Cuando Dios rebosa en nuestro corazón brota incontenible la exclamación que hoy hemos vuelto a escuchar en labios de María: “Proclama mi alma la grandeza del Señor” (Lc…) Quien más intensamente ha entrado en la esfera de Dios y por consiguiente conoce más plenamente sus profundidades, dedica las primeras palabras de su cántico a ensalzar la majestad divina. Debieran ser también las primeras y las más permanentes para quienes, como nosotros, todo lo que somos y poseemos constituye un don de Dios.
La finalidad y la tarea por excelencia del hombre es celebrar, testimoniar y cantar la gloria de Dios, en lugar de entregarnos al culto de nosotros mismos y de exaltar nuestro propio nombre, o de glorificar las obras de nuestra manos, se llamen la ciencia, el progreso, el poder, el dinero, o los infinitos ídolos con que sustituimos al Dios único.
Nosotros somos un reflejo de la gloria creadora de Dios y nuestra propia gloria consiste en proyectarla en torno a nosotros, de manera que seamos un “himno a la gloria de su gracia” (…), de igual modo que por Cristo, en el Espíritu Santo, sube hasta el Padre todo honor y toda gloria, como proclamamos cada día en el canon de la Misa.

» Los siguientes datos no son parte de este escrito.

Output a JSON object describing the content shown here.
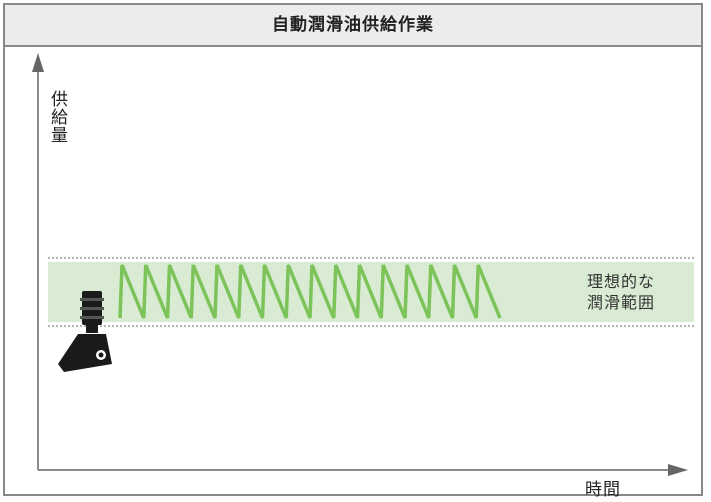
{
  "diagram": {
    "title": "自動潤滑油供給作業",
    "y_axis_label": "供給量",
    "x_axis_label": "時間",
    "range_label_line1": "理想的な",
    "range_label_line2": "潤滑範囲",
    "zigzag_peaks": 16,
    "colors": {
      "band_fill": "#d9ebd2",
      "zigzag": "#7cc35a",
      "axis": "#666666",
      "frame": "#888888",
      "title_bar": "#ececec",
      "dotted_line": "#999999",
      "lubricator": "#1a1a1a"
    },
    "icons": [
      "lubricator-icon"
    ]
  }
}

La criatura más grande, María, es la que más se ha humillado y la que más ha enaltecido a Dios. A ella la felicitamos hoy, con todas las generaciones, porque el Poderoso ha hecho obras grandes en Ella y la ha hecho ascender hasta lo más alto de los cielos. Con toda la Iglesia y todo la humanidad le decimos: Dios te salve, María; llena eres de gracia; el Señor está contigo.